For technology guys like me helping businesses intergrate back end functionality with web services and service oriented architectures, hearing Harvey talk about the next few years reminds me of my days as a dot com CEO of the late ’90s. Aah, the good old days! 🙂

The afternoon sessions were not as glitzy as the morning one Harvey led; however, the “Where is e-Government Going” session led by Alisoun Moore, the CIO of Montgomery County, Maryland was quite interesting as well. Alisoun spoke about all the various services Montgomery County offers online and talked about the challenges of making “citizen-centric” portals. I liked her “4 stages of E-Gov” description where described phase 1 being very simple online sites where just paper brochures and phone books are placed online, phase 2 as being two-communication via e-mail and other basic mechanisms, phase 3 being substitution of some web-based services instead of manual work by government staff, and phase 4 being development of integrated portals that unify the back-end of government systems with full web-based services that eliminate many government staff because citizens are able to do most things online. She described that Montgomery County is one of only a handful of government organizations in the USA that is close to phase 4. She compared and contrasted the USA, Canada, and Singapore (three leading countries that have implemented e-Government). In her mind, Singapore was already at phase 4. I was surprised to say I have a little more faith in the county I live in now (Montgomery County) seeing that Alisoun is in charge of the IT — she doesn’t seem like a person who just says “good enough for government work” and in fact seems to be very customer-focused and quality concious. Very good stuff.

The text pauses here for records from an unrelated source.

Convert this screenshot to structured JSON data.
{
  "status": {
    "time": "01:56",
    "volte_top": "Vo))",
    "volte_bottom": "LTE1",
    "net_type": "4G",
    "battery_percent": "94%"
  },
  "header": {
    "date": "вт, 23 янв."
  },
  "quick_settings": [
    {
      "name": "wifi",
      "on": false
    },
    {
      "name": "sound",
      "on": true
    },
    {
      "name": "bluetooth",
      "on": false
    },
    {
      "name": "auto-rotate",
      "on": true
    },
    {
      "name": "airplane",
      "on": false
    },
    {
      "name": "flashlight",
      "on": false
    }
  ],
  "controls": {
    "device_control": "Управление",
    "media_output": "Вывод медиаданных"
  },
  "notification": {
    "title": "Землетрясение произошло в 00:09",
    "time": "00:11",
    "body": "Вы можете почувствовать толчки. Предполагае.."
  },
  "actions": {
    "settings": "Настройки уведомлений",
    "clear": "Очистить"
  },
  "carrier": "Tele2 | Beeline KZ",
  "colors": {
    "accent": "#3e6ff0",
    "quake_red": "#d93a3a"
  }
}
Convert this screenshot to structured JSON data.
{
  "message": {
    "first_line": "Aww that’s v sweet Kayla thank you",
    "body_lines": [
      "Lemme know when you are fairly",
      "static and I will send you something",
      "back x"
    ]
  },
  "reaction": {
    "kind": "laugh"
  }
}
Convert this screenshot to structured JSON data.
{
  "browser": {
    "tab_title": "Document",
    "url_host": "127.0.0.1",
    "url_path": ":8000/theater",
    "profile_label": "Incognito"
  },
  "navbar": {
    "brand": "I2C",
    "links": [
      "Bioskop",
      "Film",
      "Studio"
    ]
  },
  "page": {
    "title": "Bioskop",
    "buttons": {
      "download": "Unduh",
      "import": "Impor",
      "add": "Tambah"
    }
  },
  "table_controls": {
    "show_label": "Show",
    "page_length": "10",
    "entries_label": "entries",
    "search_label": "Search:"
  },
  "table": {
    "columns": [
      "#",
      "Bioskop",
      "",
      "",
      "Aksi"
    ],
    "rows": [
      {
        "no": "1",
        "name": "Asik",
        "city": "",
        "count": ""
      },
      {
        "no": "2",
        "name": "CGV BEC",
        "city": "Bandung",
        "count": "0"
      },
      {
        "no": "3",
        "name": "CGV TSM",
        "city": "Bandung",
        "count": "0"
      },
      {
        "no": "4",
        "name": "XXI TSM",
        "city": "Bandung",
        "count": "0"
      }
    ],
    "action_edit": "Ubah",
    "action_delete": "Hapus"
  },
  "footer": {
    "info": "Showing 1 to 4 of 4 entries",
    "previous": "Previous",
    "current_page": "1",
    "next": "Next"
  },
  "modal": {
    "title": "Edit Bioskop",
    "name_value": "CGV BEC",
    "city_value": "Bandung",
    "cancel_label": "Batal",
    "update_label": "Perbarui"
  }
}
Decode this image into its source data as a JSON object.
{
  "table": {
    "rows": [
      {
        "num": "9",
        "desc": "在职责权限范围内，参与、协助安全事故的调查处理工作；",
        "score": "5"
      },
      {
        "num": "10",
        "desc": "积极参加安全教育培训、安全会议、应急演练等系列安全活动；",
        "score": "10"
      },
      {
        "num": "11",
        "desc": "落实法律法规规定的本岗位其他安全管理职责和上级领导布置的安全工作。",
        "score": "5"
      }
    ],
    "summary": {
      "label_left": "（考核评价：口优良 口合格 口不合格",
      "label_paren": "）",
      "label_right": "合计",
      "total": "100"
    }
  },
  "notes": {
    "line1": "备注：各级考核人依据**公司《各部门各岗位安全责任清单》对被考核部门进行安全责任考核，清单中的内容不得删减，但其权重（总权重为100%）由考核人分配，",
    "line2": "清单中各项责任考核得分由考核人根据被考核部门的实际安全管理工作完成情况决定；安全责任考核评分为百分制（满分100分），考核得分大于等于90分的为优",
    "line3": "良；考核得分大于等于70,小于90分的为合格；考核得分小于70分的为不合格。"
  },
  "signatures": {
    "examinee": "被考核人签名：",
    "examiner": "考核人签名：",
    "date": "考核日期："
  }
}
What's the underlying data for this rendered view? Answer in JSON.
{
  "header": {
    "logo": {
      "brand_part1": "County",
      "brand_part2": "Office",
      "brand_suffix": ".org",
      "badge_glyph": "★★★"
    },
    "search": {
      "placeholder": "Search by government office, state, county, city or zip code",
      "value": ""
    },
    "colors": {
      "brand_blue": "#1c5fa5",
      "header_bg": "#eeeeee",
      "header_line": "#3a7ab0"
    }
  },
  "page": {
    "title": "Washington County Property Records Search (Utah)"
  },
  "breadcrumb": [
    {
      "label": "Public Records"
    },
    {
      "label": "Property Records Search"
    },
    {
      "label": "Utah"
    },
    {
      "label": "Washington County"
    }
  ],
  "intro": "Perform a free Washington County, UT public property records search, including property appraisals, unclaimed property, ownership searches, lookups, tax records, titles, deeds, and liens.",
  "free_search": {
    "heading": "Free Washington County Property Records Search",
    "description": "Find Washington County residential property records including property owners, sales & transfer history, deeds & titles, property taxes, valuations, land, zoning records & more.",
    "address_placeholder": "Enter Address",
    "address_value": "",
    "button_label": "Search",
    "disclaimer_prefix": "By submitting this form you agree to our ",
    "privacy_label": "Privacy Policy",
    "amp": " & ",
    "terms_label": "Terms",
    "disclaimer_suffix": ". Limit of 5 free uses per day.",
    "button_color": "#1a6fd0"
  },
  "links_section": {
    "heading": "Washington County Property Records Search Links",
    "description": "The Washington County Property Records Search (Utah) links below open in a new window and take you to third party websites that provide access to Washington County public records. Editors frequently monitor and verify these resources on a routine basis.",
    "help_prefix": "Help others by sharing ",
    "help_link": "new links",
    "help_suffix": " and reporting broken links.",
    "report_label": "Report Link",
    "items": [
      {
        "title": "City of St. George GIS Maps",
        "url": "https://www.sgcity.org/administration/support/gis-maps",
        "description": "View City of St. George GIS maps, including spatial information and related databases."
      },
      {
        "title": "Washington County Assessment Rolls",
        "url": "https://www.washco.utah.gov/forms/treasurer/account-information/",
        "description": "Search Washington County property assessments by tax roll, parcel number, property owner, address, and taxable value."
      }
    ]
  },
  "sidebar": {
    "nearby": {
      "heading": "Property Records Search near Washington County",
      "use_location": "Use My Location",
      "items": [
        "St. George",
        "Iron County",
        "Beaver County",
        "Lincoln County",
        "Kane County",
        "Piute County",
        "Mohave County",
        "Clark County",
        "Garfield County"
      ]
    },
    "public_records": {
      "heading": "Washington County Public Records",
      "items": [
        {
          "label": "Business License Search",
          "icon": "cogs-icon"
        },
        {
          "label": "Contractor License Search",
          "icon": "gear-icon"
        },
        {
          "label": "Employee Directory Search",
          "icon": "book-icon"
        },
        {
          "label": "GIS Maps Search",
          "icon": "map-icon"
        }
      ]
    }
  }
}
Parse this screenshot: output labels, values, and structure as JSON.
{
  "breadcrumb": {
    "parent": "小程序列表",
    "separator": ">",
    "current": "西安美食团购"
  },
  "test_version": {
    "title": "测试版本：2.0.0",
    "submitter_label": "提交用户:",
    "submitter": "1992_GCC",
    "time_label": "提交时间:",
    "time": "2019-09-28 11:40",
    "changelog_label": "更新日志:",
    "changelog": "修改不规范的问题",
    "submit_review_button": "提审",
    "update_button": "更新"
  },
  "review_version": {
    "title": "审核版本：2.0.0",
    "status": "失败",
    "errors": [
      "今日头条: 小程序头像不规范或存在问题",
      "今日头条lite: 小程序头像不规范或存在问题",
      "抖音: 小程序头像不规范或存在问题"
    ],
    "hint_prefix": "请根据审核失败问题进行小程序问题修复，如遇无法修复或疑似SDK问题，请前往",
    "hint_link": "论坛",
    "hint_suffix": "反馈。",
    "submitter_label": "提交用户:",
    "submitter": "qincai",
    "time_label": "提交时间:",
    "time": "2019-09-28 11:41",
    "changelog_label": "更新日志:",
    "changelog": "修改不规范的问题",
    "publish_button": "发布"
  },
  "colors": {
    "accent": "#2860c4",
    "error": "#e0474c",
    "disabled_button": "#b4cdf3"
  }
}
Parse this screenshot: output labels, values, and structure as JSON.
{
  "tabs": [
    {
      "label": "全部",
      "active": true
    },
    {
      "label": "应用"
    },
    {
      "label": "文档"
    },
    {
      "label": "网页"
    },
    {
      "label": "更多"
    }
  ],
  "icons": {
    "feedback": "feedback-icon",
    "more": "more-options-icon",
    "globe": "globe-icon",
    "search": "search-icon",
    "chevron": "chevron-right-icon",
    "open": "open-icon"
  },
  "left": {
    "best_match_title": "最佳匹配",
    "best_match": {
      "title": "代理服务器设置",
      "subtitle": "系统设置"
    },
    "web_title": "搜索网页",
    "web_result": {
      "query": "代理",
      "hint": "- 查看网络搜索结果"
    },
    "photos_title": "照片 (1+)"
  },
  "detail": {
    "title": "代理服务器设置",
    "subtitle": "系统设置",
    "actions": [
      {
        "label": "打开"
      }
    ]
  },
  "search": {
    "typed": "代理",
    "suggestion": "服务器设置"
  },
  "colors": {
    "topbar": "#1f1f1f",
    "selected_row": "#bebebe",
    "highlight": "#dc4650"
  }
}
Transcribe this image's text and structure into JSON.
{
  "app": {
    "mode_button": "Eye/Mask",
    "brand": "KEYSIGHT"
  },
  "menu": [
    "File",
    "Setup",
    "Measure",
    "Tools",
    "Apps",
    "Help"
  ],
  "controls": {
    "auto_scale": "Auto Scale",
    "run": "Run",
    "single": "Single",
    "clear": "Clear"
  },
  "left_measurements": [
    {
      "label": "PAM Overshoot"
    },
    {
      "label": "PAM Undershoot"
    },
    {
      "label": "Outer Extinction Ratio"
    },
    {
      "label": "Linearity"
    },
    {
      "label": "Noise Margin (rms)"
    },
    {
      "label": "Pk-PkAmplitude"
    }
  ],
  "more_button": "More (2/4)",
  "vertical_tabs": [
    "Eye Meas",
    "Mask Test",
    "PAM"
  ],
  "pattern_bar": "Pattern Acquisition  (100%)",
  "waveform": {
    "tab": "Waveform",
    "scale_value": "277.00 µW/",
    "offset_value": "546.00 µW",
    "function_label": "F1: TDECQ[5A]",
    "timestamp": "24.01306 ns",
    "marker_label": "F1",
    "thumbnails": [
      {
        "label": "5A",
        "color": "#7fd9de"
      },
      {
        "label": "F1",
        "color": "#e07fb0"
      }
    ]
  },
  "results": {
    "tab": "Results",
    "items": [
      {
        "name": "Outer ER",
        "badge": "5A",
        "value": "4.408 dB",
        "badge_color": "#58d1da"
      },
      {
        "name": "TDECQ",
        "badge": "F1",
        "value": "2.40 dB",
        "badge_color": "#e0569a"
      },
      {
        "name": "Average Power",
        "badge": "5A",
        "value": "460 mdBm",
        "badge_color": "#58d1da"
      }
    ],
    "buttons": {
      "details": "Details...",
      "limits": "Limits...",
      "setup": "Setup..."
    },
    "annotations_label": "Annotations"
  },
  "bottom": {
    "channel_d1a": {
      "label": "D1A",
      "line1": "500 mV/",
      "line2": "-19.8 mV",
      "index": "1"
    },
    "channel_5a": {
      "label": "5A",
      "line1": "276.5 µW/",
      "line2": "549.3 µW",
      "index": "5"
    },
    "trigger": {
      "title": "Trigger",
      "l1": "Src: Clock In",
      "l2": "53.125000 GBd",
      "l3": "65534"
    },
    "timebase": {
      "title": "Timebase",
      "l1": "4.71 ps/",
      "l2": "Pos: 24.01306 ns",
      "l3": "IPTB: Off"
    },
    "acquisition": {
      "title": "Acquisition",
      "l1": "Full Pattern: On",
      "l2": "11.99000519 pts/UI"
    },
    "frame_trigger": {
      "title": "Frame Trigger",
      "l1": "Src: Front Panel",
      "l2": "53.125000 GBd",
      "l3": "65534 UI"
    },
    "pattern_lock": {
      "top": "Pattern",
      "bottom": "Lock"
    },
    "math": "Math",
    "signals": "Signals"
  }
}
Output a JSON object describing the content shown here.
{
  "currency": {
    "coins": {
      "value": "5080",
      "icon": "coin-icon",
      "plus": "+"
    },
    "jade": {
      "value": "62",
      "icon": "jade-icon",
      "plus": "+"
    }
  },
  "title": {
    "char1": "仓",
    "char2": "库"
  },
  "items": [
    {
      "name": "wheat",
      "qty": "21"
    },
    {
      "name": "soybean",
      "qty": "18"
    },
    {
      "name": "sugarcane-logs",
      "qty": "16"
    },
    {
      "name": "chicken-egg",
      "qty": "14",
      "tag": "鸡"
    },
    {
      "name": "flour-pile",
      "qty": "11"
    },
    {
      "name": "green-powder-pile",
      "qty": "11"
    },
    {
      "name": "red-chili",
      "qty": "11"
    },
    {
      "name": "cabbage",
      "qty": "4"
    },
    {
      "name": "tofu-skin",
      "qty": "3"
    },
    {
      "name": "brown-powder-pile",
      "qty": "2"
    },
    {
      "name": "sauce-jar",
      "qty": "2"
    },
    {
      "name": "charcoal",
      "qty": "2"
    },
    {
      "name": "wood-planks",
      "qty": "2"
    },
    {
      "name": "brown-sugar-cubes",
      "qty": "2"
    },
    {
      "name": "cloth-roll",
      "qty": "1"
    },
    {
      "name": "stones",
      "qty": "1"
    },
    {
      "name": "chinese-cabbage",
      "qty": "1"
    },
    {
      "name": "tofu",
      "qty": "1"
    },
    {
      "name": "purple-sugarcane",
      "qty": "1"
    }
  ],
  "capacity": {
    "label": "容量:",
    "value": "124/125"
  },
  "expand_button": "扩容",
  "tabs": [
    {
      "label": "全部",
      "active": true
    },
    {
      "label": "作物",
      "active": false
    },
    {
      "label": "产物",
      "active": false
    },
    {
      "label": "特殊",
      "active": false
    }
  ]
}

Also in the afternoon was a talk on “The Choice Between Physicial and Digital Goods.” It was an review of a commercial research project conducted between a Smith school professor and Barbara Kline Pope, who is in charge of publishing all the books and materials for the National Academies. The research was conducted to see if the National Academies publications were moved from print to PDF or other electronic means would the sales increase or deacrease? How about costs? The project was fascinating and the results were not exactly what I would have expected. If you’re interested to see the effects of digital technology on price elasticity, demand, and product cannibalization (especially when the same product is offered in different formats and distributions) you’ll find the study useful.